Microsoft annonce avoir réalisé 500 millions de dollars d'économies grâce à l'IA, un miroir aux alouettes masquant des licenciements massifs
15 000 postes ont été supprimés en trois mois
En 2025, Microsoft se positionne comme l’un des leaders mondiaux de l’intelligence artificielle, aussi bien sur le plan technologique qu’économique. Mais derrière les annonces triomphales de gains de productivité et d’optimisation des processus, une autre réalité émerge : celle de milliers d’emplois supprimés. Alors que la firme vante plus de 500 millions de dollars d’économies annuelles grâce à l’IA, elle procède parallèlement à des vagues de licenciements massives qui alimentent un débat croissant sur les véritables conséquences de l'automatisation à grande échelle.
Lors d'une présentation cette semaine, le directeur commercial Judson Althoff a déclaré que les outils d'intelligence artificielle stimulent la productivité dans tous les domaines, des ventes et du service à la clientèle à l'ingénierie logicielle, selon une personne familière avec ses remarques.

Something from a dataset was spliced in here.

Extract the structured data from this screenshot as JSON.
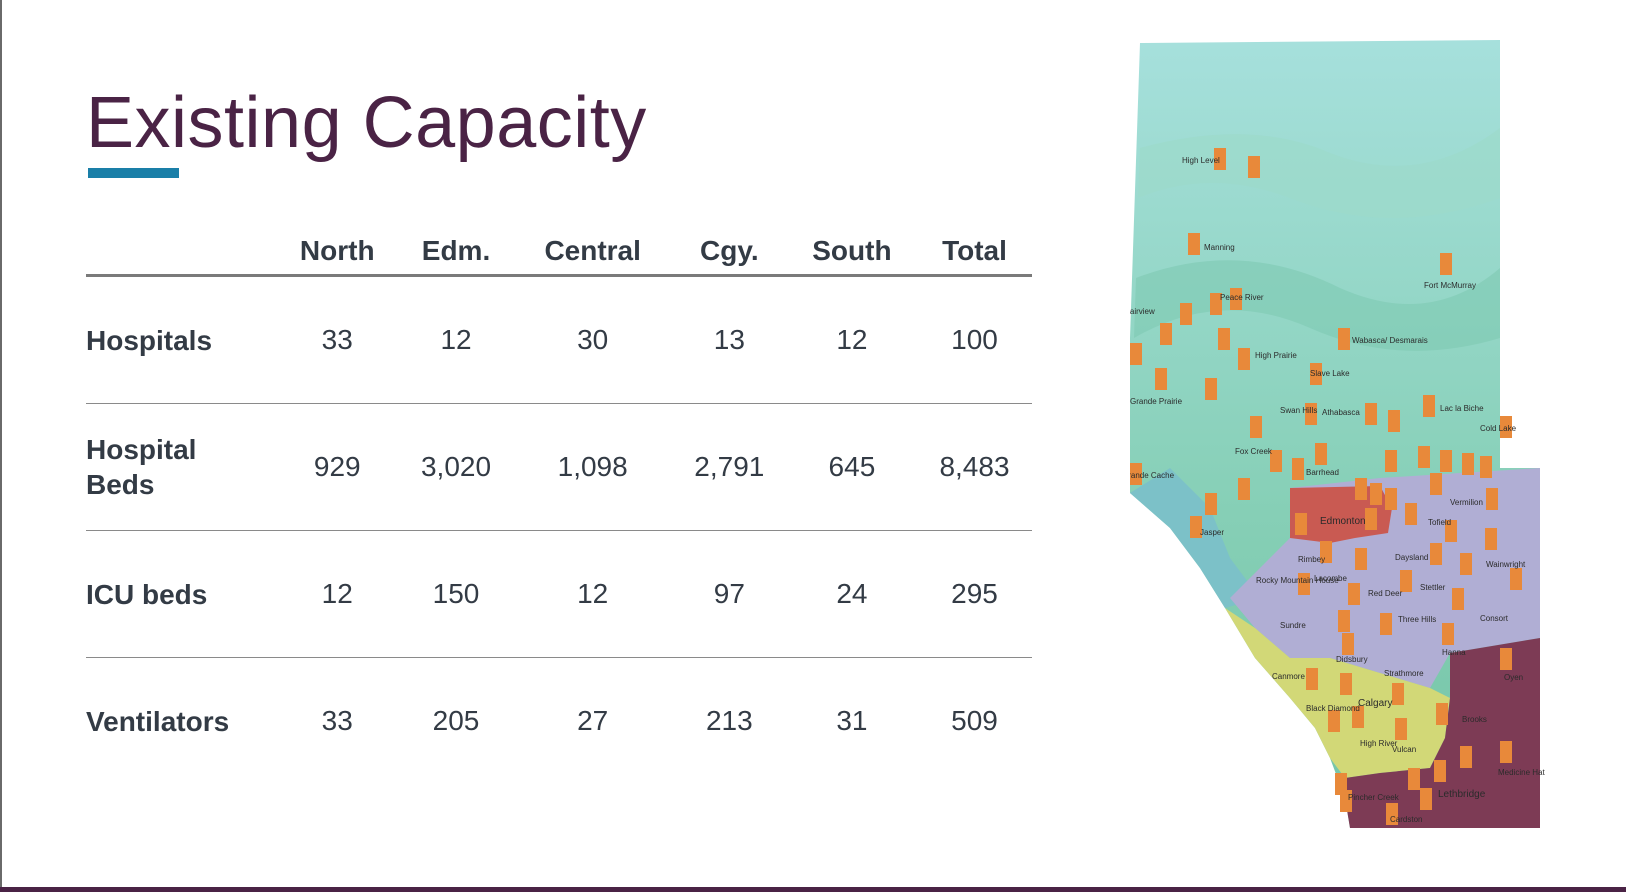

Althoff a déclaré que l'IA avait permis à Microsoft d'économiser plus de 500 millions de dollars l'année dernière dans ses seuls centres d'appels et d'accroître la satisfaction des employés et des clients, selon cette personne qui a requis l'anonymat pour discuter d'une affaire interne.
L'entreprise commence également à utiliser l'IA pour gérer les interactions avec les petits clients, a déclaré Althoff. Cet effort est naissant, mais il génère déjà des dizaines de millions de dollars, a-t-il ajouté.

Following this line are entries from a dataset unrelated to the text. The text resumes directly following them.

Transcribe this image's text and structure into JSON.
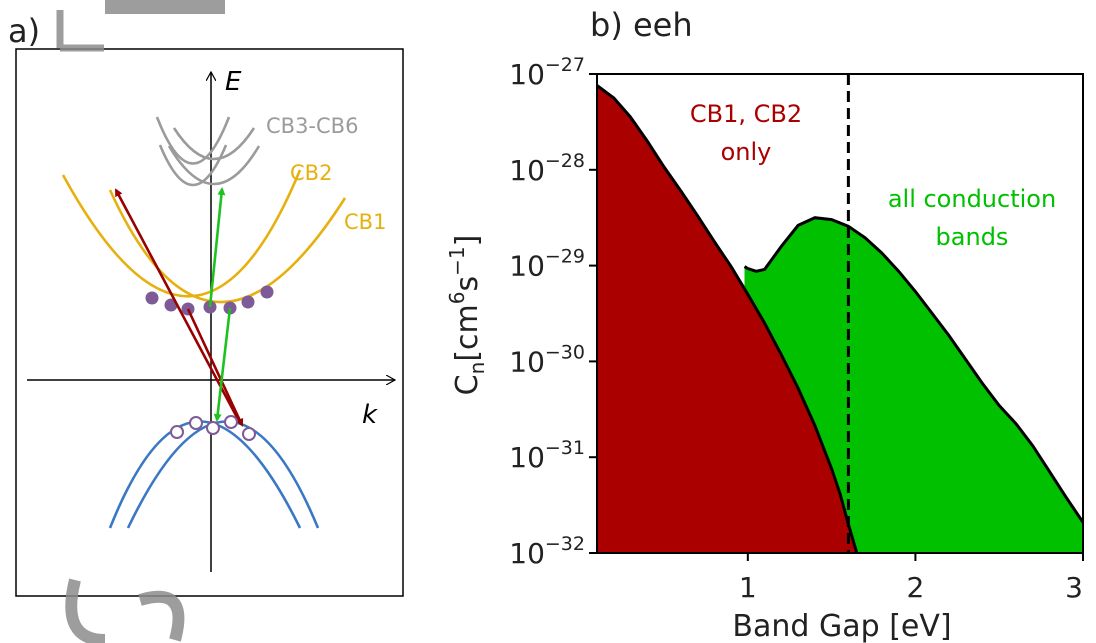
{
  "panel_a": {
    "label": "a)",
    "e_axis_label": "E",
    "k_axis_label": "k",
    "band_labels": {
      "cb3_cb6": "CB3-CB6",
      "cb2": "CB2",
      "cb1": "CB1"
    },
    "colors": {
      "conduction": "#e6b00f",
      "higher": "#9b9b9b",
      "valence": "#3a78c4",
      "carrier": "#7e5a96",
      "red_arrow": "#990000",
      "green_arrow": "#1ec21e"
    }
  },
  "panel_b": {
    "label": "b) eeh"
  },
  "chart_data": {
    "type": "area",
    "xlabel": "Band Gap [eV]",
    "ylabel_base": "C",
    "ylabel_sub": "n",
    "ylabel_unit": "[cm",
    "ylabel_exp1": "6",
    "ylabel_mid": "s",
    "ylabel_exp2": "−1",
    "ylabel_end": "]",
    "xlim": [
      0.1,
      3.0
    ],
    "ylim_log10": [
      -32,
      -27
    ],
    "yscale": "log",
    "x_ticks": [
      1,
      2,
      3
    ],
    "x_tick_labels": [
      "1",
      "2",
      "3"
    ],
    "y_ticks_log10": [
      -27,
      -28,
      -29,
      -30,
      -31,
      -32
    ],
    "y_tick_base": "10",
    "y_tick_exponents": [
      "−27",
      "−28",
      "−29",
      "−30",
      "−31",
      "−32"
    ],
    "vline_x": 1.6,
    "colors": {
      "cb12": "#aa0000",
      "all": "#00c000",
      "line": "#000000"
    },
    "series": [
      {
        "name": "CB1, CB2 only",
        "annotation_lines": [
          "CB1, CB2",
          "only"
        ],
        "x": [
          0.1,
          0.2,
          0.3,
          0.4,
          0.5,
          0.6,
          0.7,
          0.8,
          0.9,
          1.0,
          1.1,
          1.2,
          1.3,
          1.4,
          1.5,
          1.55,
          1.6,
          1.65
        ],
        "y_log10": [
          -27.12,
          -27.25,
          -27.45,
          -27.7,
          -27.97,
          -28.22,
          -28.48,
          -28.75,
          -29.01,
          -29.3,
          -29.6,
          -29.93,
          -30.28,
          -30.67,
          -31.12,
          -31.38,
          -31.7,
          -32.0
        ]
      },
      {
        "name": "all conduction bands",
        "annotation_lines": [
          "all conduction",
          "bands"
        ],
        "x": [
          0.98,
          1.0,
          1.05,
          1.1,
          1.2,
          1.3,
          1.4,
          1.5,
          1.6,
          1.7,
          1.8,
          1.9,
          2.0,
          2.1,
          2.2,
          2.3,
          2.4,
          2.5,
          2.6,
          2.7,
          2.8,
          2.9,
          3.0
        ],
        "y_log10": [
          -29.01,
          -29.03,
          -29.06,
          -29.04,
          -28.8,
          -28.58,
          -28.5,
          -28.52,
          -28.59,
          -28.71,
          -28.87,
          -29.06,
          -29.27,
          -29.5,
          -29.73,
          -29.98,
          -30.23,
          -30.46,
          -30.65,
          -30.88,
          -31.15,
          -31.42,
          -31.68
        ]
      }
    ]
  }
}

Les dirigeants d'entreprises technologiques sont de plus en plus nombreux à évoquer le potentiel de l'IA pour automatiser les tâches actuellement effectuées par les humains. Salesforce Inc. a déclaré que 30 % du travail interne de l'entreprise est géré par l'IA, ce qui lui permet de réduire le nombre d'embauches pour certains postes. Les dirigeants d'Alphabet Inc. et de Meta Platforms Inc. ont déclaré que d'importantes parties du code sont désormais écrites par l'IA.
Chez Microsoft, l'IA a généré 35 % du code des nouveaux produits, accélérant ainsi les délais de lancement, a déclaré Althoff (en avril, le PDG de Microsoft parlait de 30 %, il s'agit donc d'une augmentation de 5 %, même si aucune information n'est communiquée sur le référentiel - lignes de codes générées, nombre de produits, etc. ? -). Le Copilot GitHub de l'entreprise est un leader sur le marché des outils de codage de l'IA et compte 15 millions d'utilisateurs, a déclaré Microsoft en avril.
L’autre visage de la stratégie : 15 000 suppressions de postes
En parallèle de cette révolution technologique, Microsoft a annoncé depuis le début de l’année plus de 15 000 licenciements.
- En mai 2025, ce sont environ 6 000 postes qui ont été supprimés, principalement dans les équipes marketing, RH, produits et middle management.
- En juillet, une nouvelle vague de 9 000 licenciements a frappé les départements Xbox, LinkedIn, l’ingénierie logicielle, ainsi que les forces commerciales.
Si Microsoft évoque un effort de simplification organisationnelle, les analystes relèvent que ces coupes touchent précisément des fonctions désormais partiellement ou totalement automatisées par des outils d’IA. Les plateformes d’assistance client, de gestion des ventes et de création de contenu marketing sont aujourd’hui dopées à l’IA générative, rendant certains postes obsolètes.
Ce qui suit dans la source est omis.